A small spirit house at the door of a traditional Thai home.

Most Thais pay respect to spirit houses and many will wai as they pass in acknowledgement of the spirits or Gods. No one will think any the worse of you if you don’t wai but if you want to make an offering, choose a garland, a simple fruit or a bottle of water, or the popular Strawberry Fanta (no one knows why it has become the favourite flavour for offering).

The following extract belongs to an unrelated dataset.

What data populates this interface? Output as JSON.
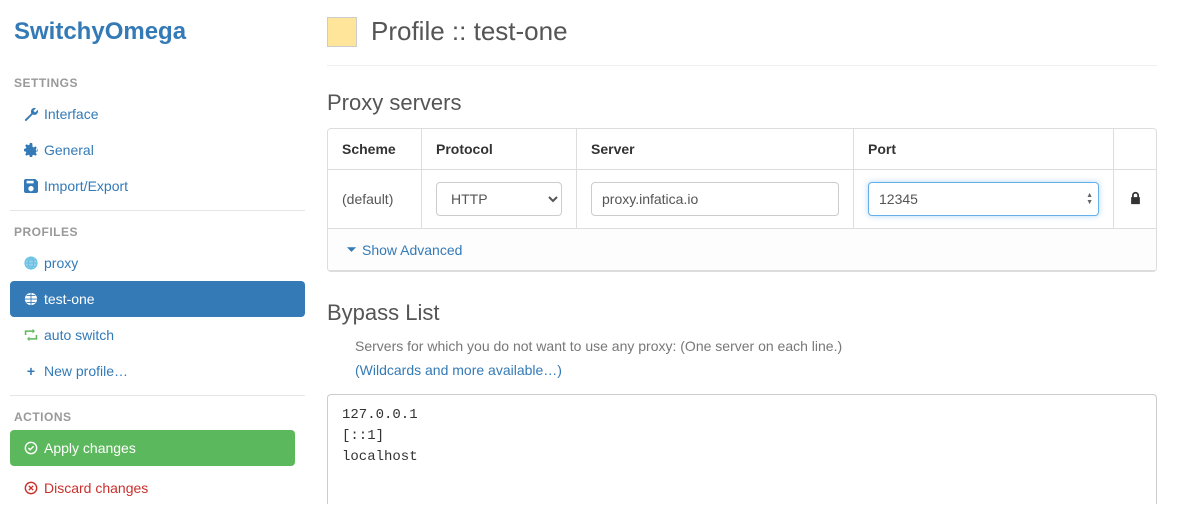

People often make offerings to spirit houses and shrines to express gratitude when their wishes and prayers are answered. When worshippers do not have special requests, they pray for their well-being and fortune. Normally, Thais seek a spirit’s help when they are in trouble or about to start something new. They also make an abundance of offerings to the spirit house or shrine on Chinese New Year. 

Different types of offerings to spirit houses, including the popular red Fanta.

But even with Thailand wholeheartedly embracing the digital era, many traditions have not vanished. As a matter of fact, they have adapted to modern times. These days, people can seek advice from fortune tellers online or watch Feng Shui TV shows. Construction technology may have progressed but Feng Shui is still considered important when building a house.

Will the spirit houses continue to be important in Thai society? “As long as people still believe in things that are invisible to them, the spirit houses and the worship will not disappear. No matter how society and the context in each period change, the core of our culture such as gratitude, respect for sacred things remains unaltered,” Chulapassorn stresses.